All it starts with is belief. The people who heal themselves from cancer through thought alone are those that truly believe, with their energy, that they will get better – if we have the capacity to create illness, we also have the capacity to create wellness. Every potential in the future, exists in this moment right now – that’s called the quantum universe. So whoever you want to become, whatever you want to achieve, you can. The potential for our lives is literally limitless and if we can harness our own energy, we can fulfil our life’s purpose; we can become intentional creators of our own life.


This sounds amazing, right? And it is. What’s so amazing is that this is accessible to every single person on this planet – all they have to do is transcend their current state and experience whatever or whoever they want to be, before it happens. This energy (your thoughts and a heightened emotion) will then slow down in the form of matter to become whatever it is that you are desiring. The challenge is rewriting your script – overcoming the years of programming with thinking the same thoughts and engaging in the same behaviours. But with persistence and clear intentions, anything is possible.

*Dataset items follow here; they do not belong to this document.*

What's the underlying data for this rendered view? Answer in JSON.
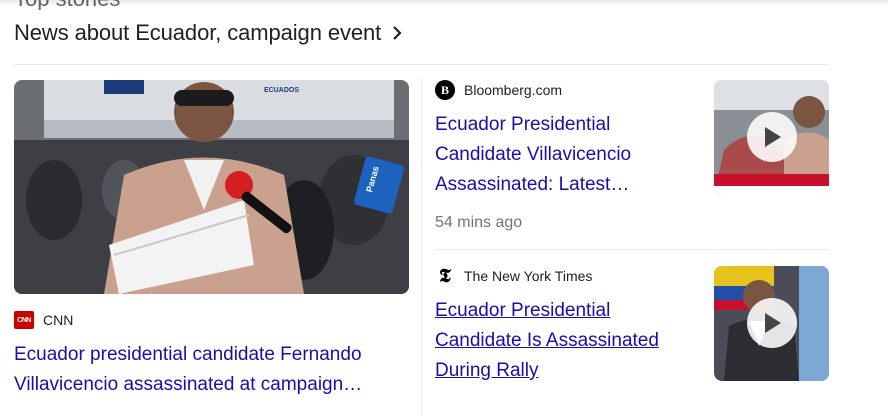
{
  "section": {
    "partial_heading": "Top stories",
    "title": "News about Ecuador, campaign event"
  },
  "main_story": {
    "source": "CNN",
    "title_line1": "Ecuador presidential candidate Fernando",
    "title_line2": "Villavicencio assassinated at campaign…",
    "image_sign_text": "ECUADOS",
    "mic_label": "Panas"
  },
  "stories": [
    {
      "source": "Bloomberg.com",
      "title_line1": "Ecuador Presidential",
      "title_line2": "Candidate Villavicencio",
      "title_line3": "Assassinated: Latest…",
      "time": "54 mins ago"
    },
    {
      "source": "The New York Times",
      "title_line1": "Ecuador Presidential",
      "title_line2": "Candidate Is Assassinated",
      "title_line3": "During Rally"
    }
  ],
  "colors": {
    "link": "#1a0dab",
    "meta": "#70757a",
    "cnn_red": "#cc0000"
  },
  "icons": [
    "chevron-right-icon",
    "cnn-logo-icon",
    "bloomberg-logo-icon",
    "nyt-logo-icon",
    "play-icon"
  ]
}
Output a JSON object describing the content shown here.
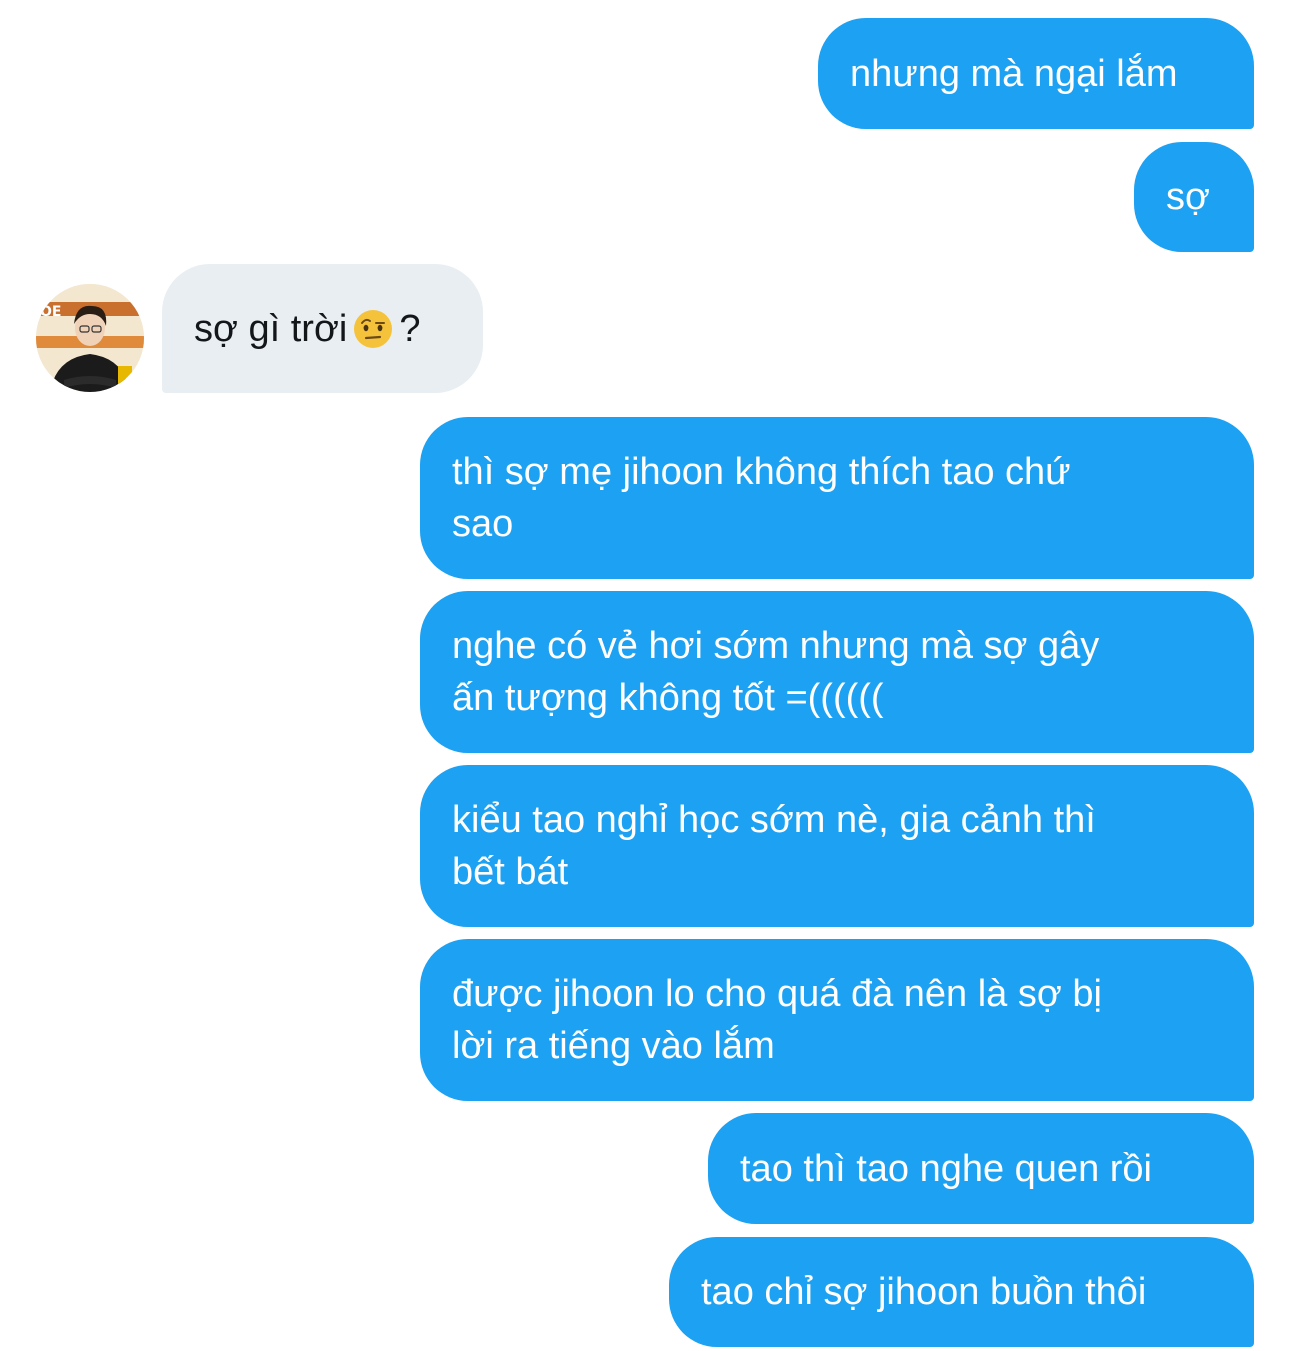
{
  "messages": [
    {
      "text": "nhưng mà ngại lắm"
    },
    {
      "text": "sợ"
    },
    {
      "text_before": "sợ gì trời",
      "emoji": "raised-eyebrow-emoji",
      "text_after": "?"
    },
    {
      "text": "thì sợ mẹ jihoon không thích tao chứ\nsao"
    },
    {
      "text": "nghe có vẻ hơi sớm nhưng mà sợ gây\nấn tượng không tốt =(((((("
    },
    {
      "text": "kiểu tao nghỉ học sớm nè, gia cảnh thì\nbết bát"
    },
    {
      "text": "được jihoon lo cho quá đà nên là sợ bị\nlời ra tiếng vào lắm"
    },
    {
      "text": "tao thì tao nghe quen rồi"
    },
    {
      "text": "tao chỉ sợ jihoon buồn thôi"
    }
  ],
  "colors": {
    "outgoing_bubble": "#1da1f2",
    "incoming_bubble": "#e9eef2",
    "outgoing_text": "#ffffff",
    "incoming_text": "#14171a"
  }
}
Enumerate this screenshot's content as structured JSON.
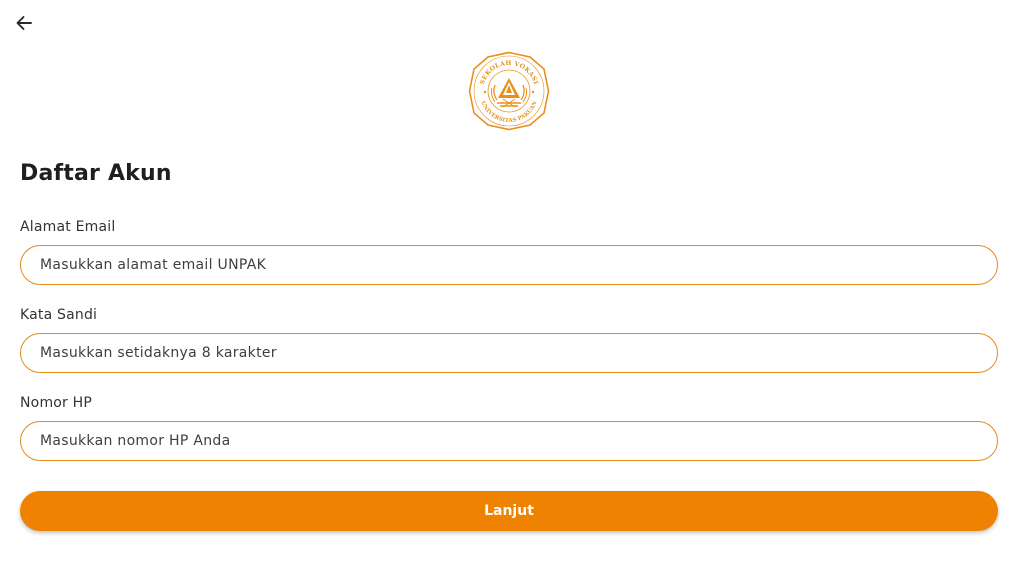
{
  "header": {
    "back_icon": "arrow-left-icon"
  },
  "logo": {
    "ring_text_top": "SEKOLAH VOKASI",
    "ring_text_bottom": "UNIVERSITAS PAKUAN",
    "color": "#E8901C"
  },
  "page": {
    "title": "Daftar Akun"
  },
  "form": {
    "email": {
      "label": "Alamat Email",
      "placeholder": "Masukkan alamat email UNPAK",
      "value": ""
    },
    "password": {
      "label": "Kata Sandi",
      "placeholder": "Masukkan setidaknya 8 karakter",
      "value": ""
    },
    "phone": {
      "label": "Nomor HP",
      "placeholder": "Masukkan nomor HP Anda",
      "value": ""
    },
    "submit_label": "Lanjut"
  },
  "colors": {
    "accent": "#EF8200",
    "input_border": "#E08A1A"
  }
}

After everything I’ve realised about myself recently, I’ve wondered if we are all, to some degree, carrying around these subconscious feelings of shame and guilt as well as feeling like we aren’t enough. And I suspect we are. I believe then that the purpose of our adulthood is to decondition ourselves from everything we’ve been conditioned to think and feel from our childhood; to return to our innocence. Don Miguel Ruiz talks about this in The Four Agreements – our goal is to eradicate those little “agreements’ we’ve made with ourselves and to return to being young, wild, and free. As always, change starts with awareness. And in light of the recent books I’ve read, I now believe any change is possible so long as you believe it is and commit to experiencing your future before it happens. Surrender to the universe, and you’ll receive what you’re asking for.

So who or what do you want to become? Because for me, I want to be free.